Nothing was less characteristic of Holland than to force someone to change his opinion. That applied in a small way when it came to the freedom of conscience of the individual – the Inquisition was detested – and in a big way when the self-government of the regions was encroached upon. It is not a good idea to typify a particular group of people, yet we can say with certainty that ‘the’ Hollander had a deep need of freedom, and defined this as autonomy of the towns and freedom of conscience.
The fact that there was tolerance and freedom of conscience in Holland did not mean that everyone’s opinion was listened to. Within the Calvinist congregations there was certainly a form of democracy, but political consultations in towns, regions and the Republic became more and more monopolized by an elite group of prosperous entrepreneurs: the regenten (regents).

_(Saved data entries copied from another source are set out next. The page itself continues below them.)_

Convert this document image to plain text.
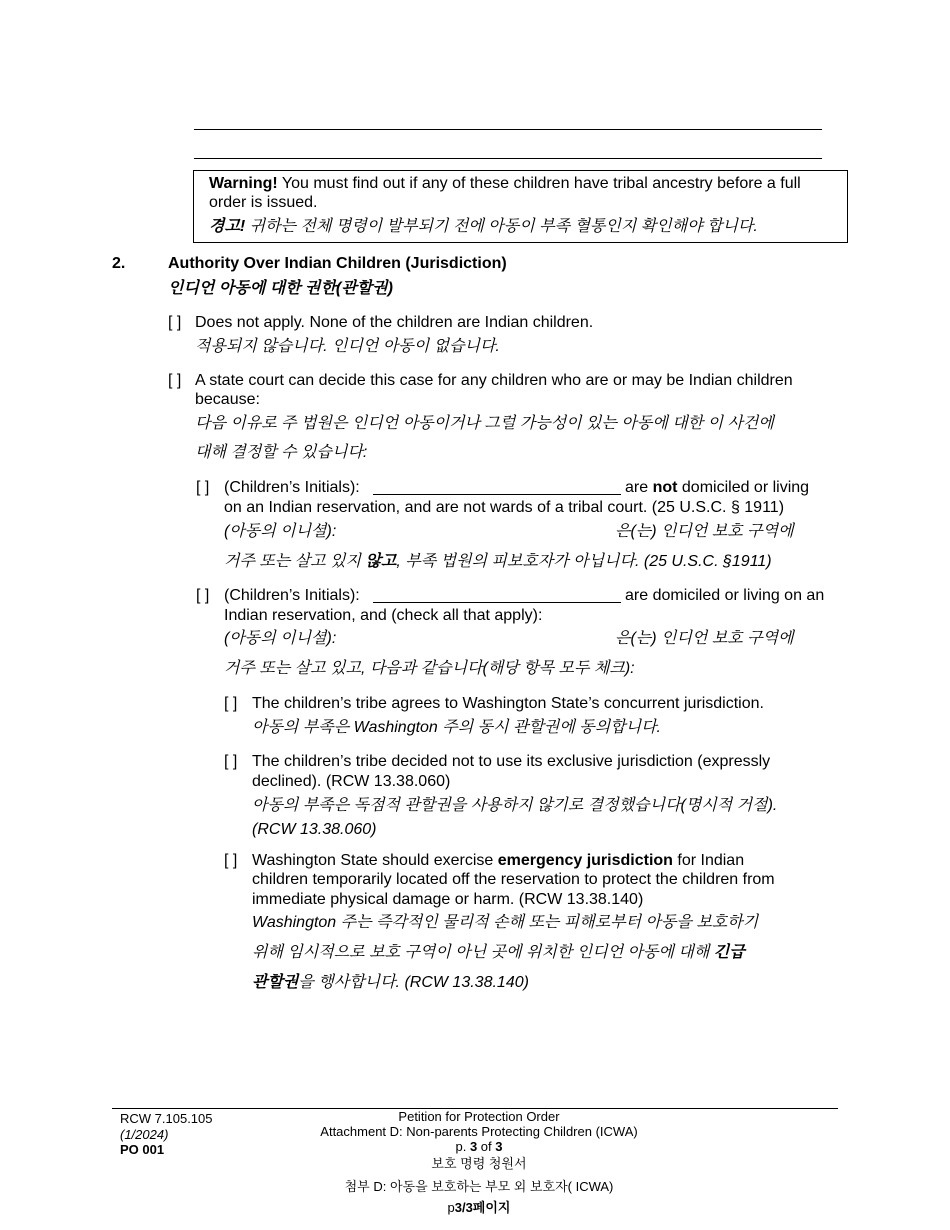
Warning! You must find out if any of these children have tribal ancestry before a full order is issued.
경고! 귀하는 전체 명령이 발부되기 전에 아동이 부족 혈통인지 확인해야 합니다.
2.	Authority Over Indian Children (Jurisdiction)
인디언 아동에 대한 권한(관할권)
[ ] Does not apply. None of the children are Indian children.
적용되지 않습니다. 인디언 아동이 없습니다.
[ ] A state court can decide this case for any children who are or may be Indian children because:
다음 이유로 주 법원은 인디언 아동이거나 그럴 가능성이 있는 아동에 대한 이 사건에
대해 결정할 수 있습니다:
[ ] (Children’s Initials):	are not domiciled or living
on an Indian reservation, and are not wards of a tribal court. (25 U.S.C. § 1911)
(아동의 이니셜):	은(는) 인디언 보호 구역에
거주 또는 살고 있지 않고, 부족 법원의 피보호자가 아닙니다. (25 U.S.C. §1911)
[ ] (Children’s Initials):	are domiciled or living on an
Indian reservation, and (check all that apply):
(아동의 이니셜):	은(는) 인디언 보호 구역에
거주 또는 살고 있고, 다음과 같습니다(해당 항목 모두 체크):
[ ] The children’s tribe agrees to Washington State’s concurrent jurisdiction.
아동의 부족은 Washington 주의 동시 관할권에 동의합니다.
[ ] The children’s tribe decided not to use its exclusive jurisdiction (expressly
declined). (RCW 13.38.060)
아동의 부족은 독점적 관할권을 사용하지 않기로 결정했습니다(명시적 거절).
(RCW 13.38.060)
[ ] Washington State should exercise emergency jurisdiction for Indian
children temporarily located off the reservation to protect the children from
immediate physical damage or harm. (RCW 13.38.140)
Washington 주는 즉각적인 물리적 손해 또는 피해로부터 아동을 보호하기
위해 임시적으로 보호 구역이 아닌 곳에 위치한 인디언 아동에 대해 긴급
관할권을 행사합니다. (RCW 13.38.140)
RCW 7.105.105
(1/2024)
PO 001
Petition for Protection Order
Attachment D: Non-parents Protecting Children (ICWA)
p. 3 of 3
보호 명령 청원서
첨부 D: 아동을 보호하는 부모 외 보호자( ICWA)
p3/3페이지
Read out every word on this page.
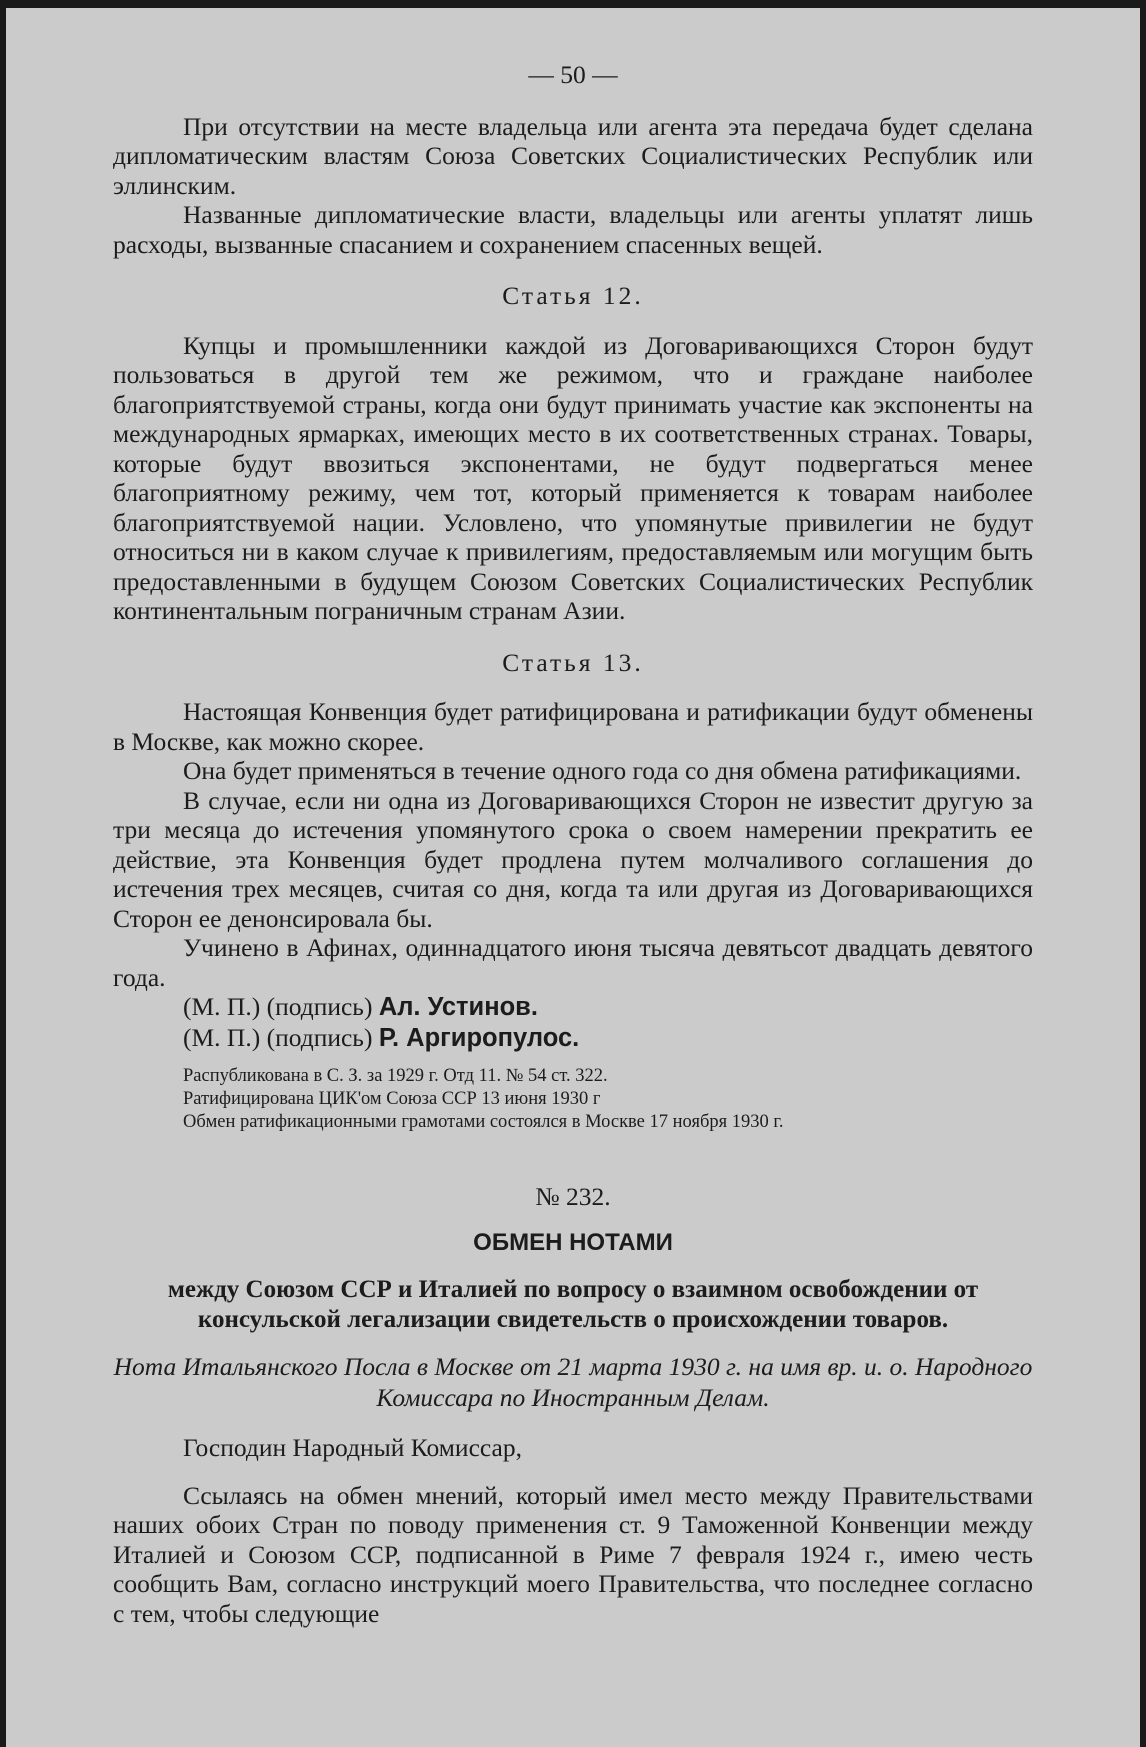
— 50 —

При отсутствии на месте владельца или агента эта передача будет сделана дипломатическим властям Союза Советских Социалистических Республик или эллинским.

Названные дипломатические власти, владельцы или агенты уплатят лишь расходы, вызванные спасанием и сохранением спасенных вещей.

Статья 12.

Купцы и промышленники каждой из Договаривающихся Сторон будут пользоваться в другой тем же режимом, что и граждане наиболее благоприятствуемой страны, когда они будут принимать участие как экспоненты на международных ярмарках, имеющих место в их соответственных странах. Товары, которые будут ввозиться экспонентами, не будут подвергаться менее благоприятному режиму, чем тот, который применяется к товарам наиболее благоприятствуемой нации. Условлено, что упомянутые привилегии не будут относиться ни в каком случае к привилегиям, предоставляемым или могущим быть предоставленными в будущем Союзом Советских Социалистических Республик континентальным пограничным странам Азии.

Статья 13.

Настоящая Конвенция будет ратифицирована и ратификации будут обменены в Москве, как можно скорее.

Она будет применяться в течение одного года со дня обмена ратификациями.

В случае, если ни одна из Договаривающихся Сторон не известит другую за три месяца до истечения упомянутого срока о своем намерении прекратить ее действие, эта Конвенция будет продлена путем молчаливого соглашения до истечения трех месяцев, считая со дня, когда та или другая из Договаривающихся Сторон ее денонсировала бы.

Учинено в Афинах, одиннадцатого июня тысяча девятьсот двадцать девятого года.

(М. П.) (подпись) Ал. Устинов.
(М. П.) (подпись) Р. Аргиропулос.
Распубликована в С. З. за 1929 г. Отд 11. № 54 ст. 322.
Ратифицирована ЦИК'ом Союза ССР 13 июня 1930 г
Обмен ратификационными грамотами состоялся в Москве 17 ноября 1930 г.
№ 232.
ОБМЕН НОТАМИ
между Союзом ССР и Италией по вопросу о взаимном освобождении от консульской легализации свидетельств о происхождении товаров.
Нота Итальянского Посла в Москве от 21 марта 1930 г. на имя вр. и. о. Народного Комиссара по Иностранным Делам.

Господин Народный Комиссар,

Ссылаясь на обмен мнений, который имел место между Правительствами наших обоих Стран по поводу применения ст. 9 Таможенной Конвенции между Италией и Союзом ССР, подписанной в Риме 7 февраля 1924 г., имею честь сообщить Вам, согласно инструкций моего Правительства, что последнее согласно с тем, чтобы следующие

Just as in the Middle Ages, a town in the seventeenth century was run by an executive council of four mayors, and jurisprudence was in the hands of a committee of sheriff and aldermen. However, with the increase in size of the towns, the magistrates’ tasks grew more demanding and only someone who was very, rich could afford to take enough time off to govern a town adequately for a full year. Because of this, a group of wealthy, professional administrators or regents emerged, who had a full-time career in what today would be called government administration. Because they had experience, these regents were appointed again and again. It was these prominent men who set forth policy in the towns and, in doing so, also dictated policy in the regions and in the States-General. This elite group of about two thousand men dominated all Dutch consultation bodies.
Although the Dutch nowadays associate the word ‘regent’ with paternalism, these were highly-qualified administrators, who, despite being rich and powerful, did not lose the common touch, as Sir William Temple had observed. Nor was it a closed group, as there was always room for newcomers. It goes without saying that someone who had recently settled in a town did not have a ghost of a chance of ever holding office in the high magistracy, but he did get the opportunity to sit on the board of trustees of less important institutions such as the poor house. The proud faces in the painting ‘The Syndics of the Drapers’ Guild‘ by Rembrandt van Rijn, show that such second-level administrators were more than satisfied with the functions allotted to them. Even sons of immigrants, if they showed enough financial acumen and appeared to live respectably, had a chance of becoming mayor.